Get all that? An example may help. The decision of the SBA Office of Hearings and Appeals in Size Appeal of Advent Environmental, Inc., SBA No. SIZ-5325 (2012), demonstrates how this rule can be a trap for the unwary.
In the Advent Environmental size appeal, the question was whether Advent Environmental, Inc. was affiliated with a company called International Wholesale Tile. Anthony Otten, who controlled Advent, owned a 25% interest in IWT. Three other people also owned 25% interests in IWT.
According to Advent, Mr. Otten’s role in IWT was primarily as a passive investor, not a day-to-day corporate decision-maker. The company’s operating agreement indicated that Mr. Otten, as a 25% owner, could not unilaterally make decisions for the company.
Nevertheless, the SBA Area Office held that Mr. Otten controlled IWT by virtue of a special SBA affiliation rule, which creates a legal presumption that a minority owner controls a company when the company has no majority owner, and the minority owner in question owns a share that is equal or approximately equal in size to the next largest shares. Because Mr. Otten’s share was equal in size to those of his co-owners, the SBA found that Mr. Otten controlled IWT. Because he also controlled Advent, the SBA found the companies affiliated.

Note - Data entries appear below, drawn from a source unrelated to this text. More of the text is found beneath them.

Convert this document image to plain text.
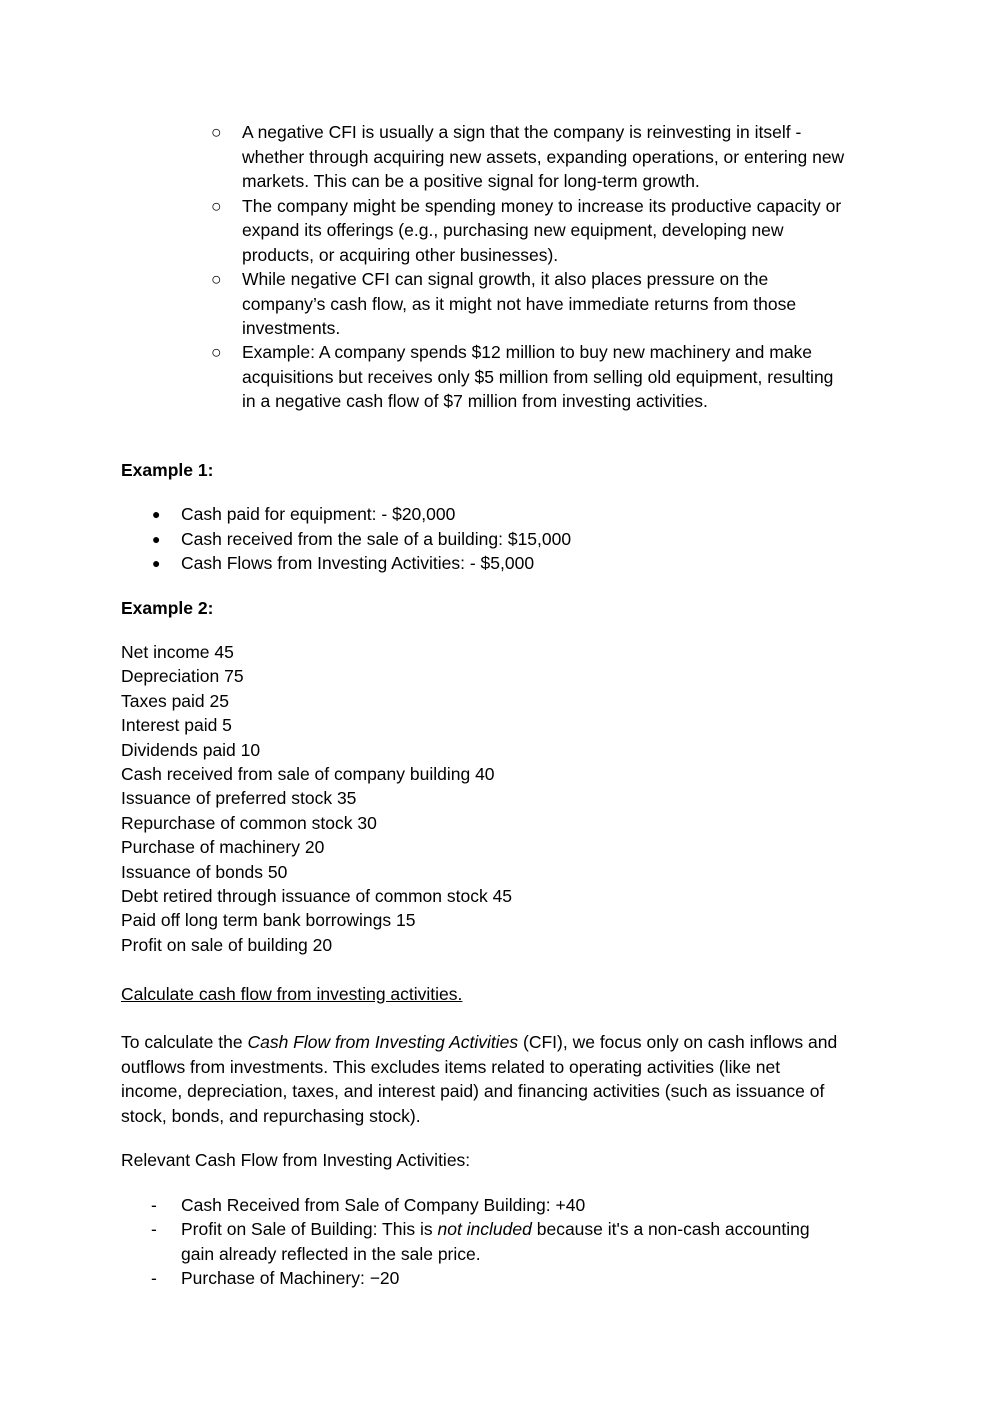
○ A negative CFI is usually a sign that the company is reinvesting in itself -
whether through acquiring new assets, expanding operations, or entering new
markets. This can be a positive signal for long-term growth.
○ The company might be spending money to increase its productive capacity or
expand its offerings (e.g., purchasing new equipment, developing new
products, or acquiring other businesses).
○ While negative CFI can signal growth, it also places pressure on the
company’s cash flow, as it might not have immediate returns from those
investments.
○ Example: A company spends $12 million to buy new machinery and make
acquisitions but receives only $5 million from selling old equipment, resulting
in a negative cash flow of $7 million from investing activities.
Example 1:
● Cash paid for equipment: - $20,000
● Cash received from the sale of a building: $15,000
● Cash Flows from Investing Activities: - $5,000
Example 2:
Net income 45
Depreciation 75
Taxes paid 25
Interest paid 5
Dividends paid 10
Cash received from sale of company building 40
Issuance of preferred stock 35
Repurchase of common stock 30
Purchase of machinery 20
Issuance of bonds 50
Debt retired through issuance of common stock 45
Paid off long term bank borrowings 15
Profit on sale of building 20
Calculate cash flow from investing activities.
To calculate the Cash Flow from Investing Activities (CFI), we focus only on cash inflows and
outflows from investments. This excludes items related to operating activities (like net
income, depreciation, taxes, and interest paid) and financing activities (such as issuance of
stock, bonds, and repurchasing stock).
Relevant Cash Flow from Investing Activities:
- Cash Received from Sale of Company Building: +40
- Profit on Sale of Building: This is not included because it's a non-cash accounting
gain already reflected in the sale price.
- Purchase of Machinery: −20
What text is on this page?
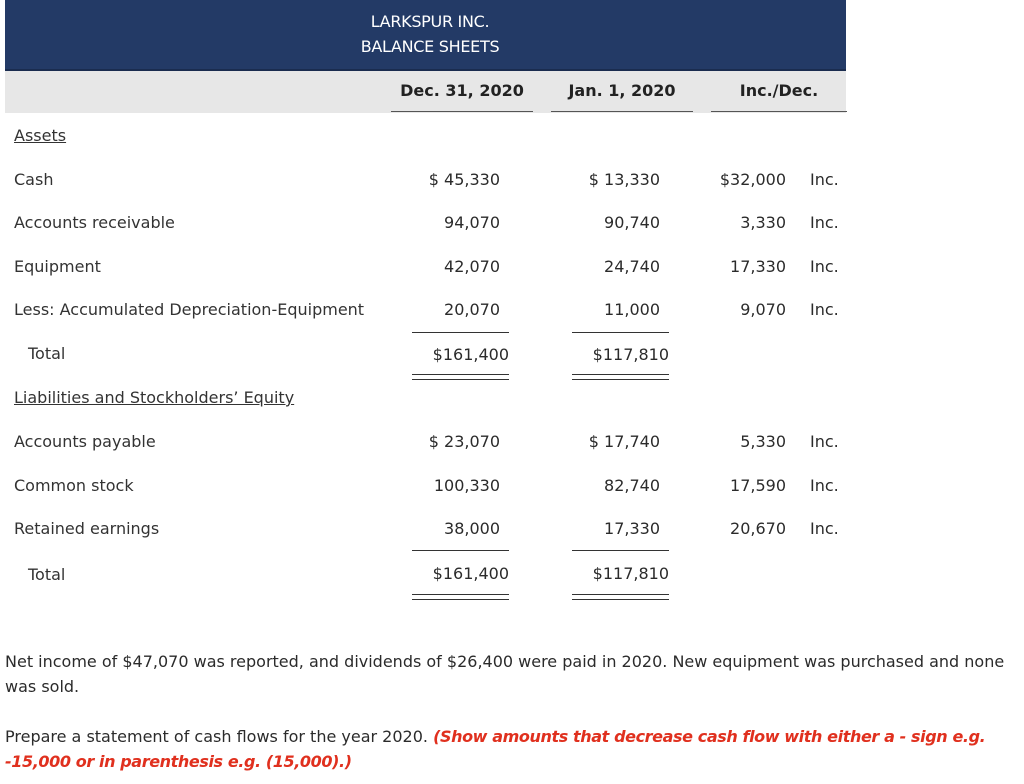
LARKSPUR INC.
BALANCE SHEETS
Dec. 31, 2020	Jan. 1, 2020	Inc./Dec.
Assets
Cash	$ 45,330	$ 13,330	$32,000 Inc.
Accounts receivable	94,070	90,740	3,330 Inc.
Equipment	42,070	24,740	17,330 Inc.
Less: Accumulated Depreciation-Equipment	20,070	11,000	9,070 Inc.
Total	$161,400	$117,810
Liabilities and Stockholders’ Equity
Accounts payable	$ 23,070	$ 17,740	5,330 Inc.
Common stock	100,330	82,740	17,590 Inc.
Retained earnings	38,000	17,330	20,670 Inc.
Total	$161,400	$117,810
Net income of $47,070 was reported, and dividends of $26,400 were paid in 2020. New equipment was purchased and none was sold.
Prepare a statement of cash flows for the year 2020. (Show amounts that decrease cash flow with either a - sign e.g. -15,000 or in parenthesis e.g. (15,000).)
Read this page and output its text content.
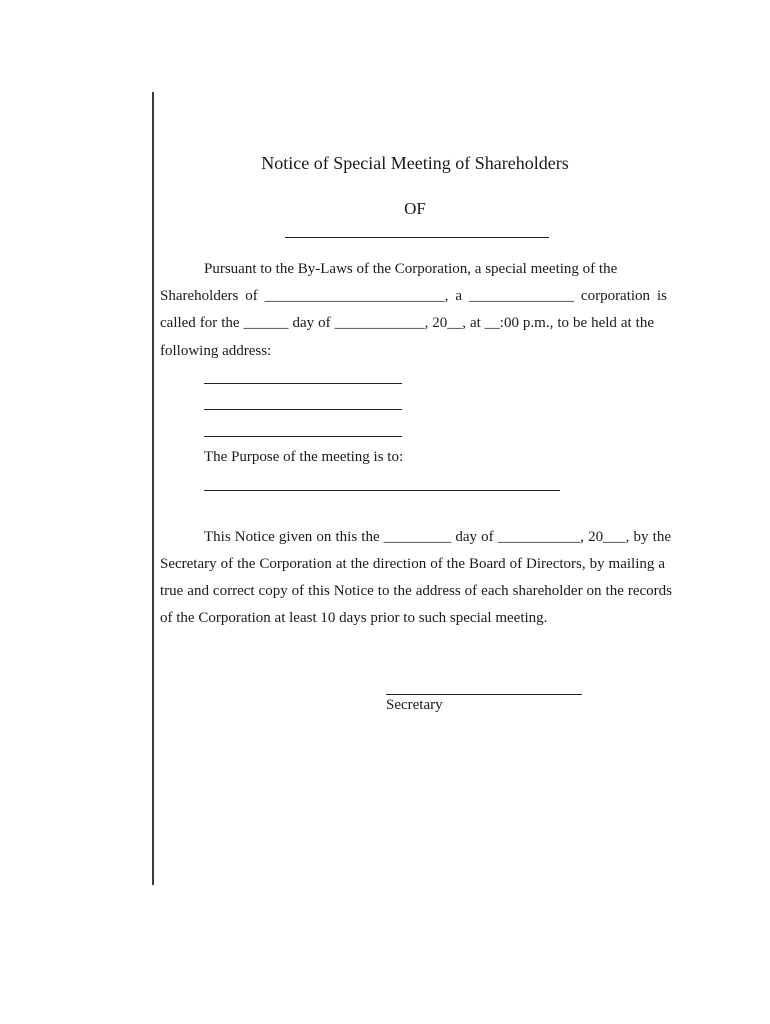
Notice of Special Meeting of Shareholders
OF
Pursuant to the By-Laws of the Corporation, a special meeting of the
Shareholders of ________________________, a ______________ corporation is
called for the ______ day of ____________, 20__, at __:00 p.m., to be held at the
following address:
The Purpose of the meeting is to:
This Notice given on this the _________ day of ___________, 20___, by the
Secretary of the Corporation at the direction of the Board of Directors, by mailing a
true and correct copy of this Notice to the address of each shareholder on the records
of the Corporation at least 10 days prior to such special meeting.
Secretary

On appeal, SBA OHA agreed with the SBA Area Office. SBA OHA recognized that Mr. Otten could not unilaterally make decisions for the company, but wrote that “OHA has long held that the mere fact that a minority shareholder cannot individually control a concern is not sufficient to overcome the presumption” that the rule applies. Because of the affiliation, Advent Environmental was found ineligible for a small business set-aside contract it thought it had won.
The SBA’s “minority shareholder” affiliation rule may seem counterintuitive—after all, an individual like Anthony Otten cannot unilaterally make decisions for the company, so how can he control it? But the rule stems from the SBA’s conclusion that, for affiliation purposes, every company must be controlled by someone, even if that someone is a minority owner. In the case of Mr. Otten and Advent, the minority shareholder rule proved very costly indeed.
Full disclosure: In this size appeal, I represented a competitor of Advent, making the argument that the minority shareholder rule should apply.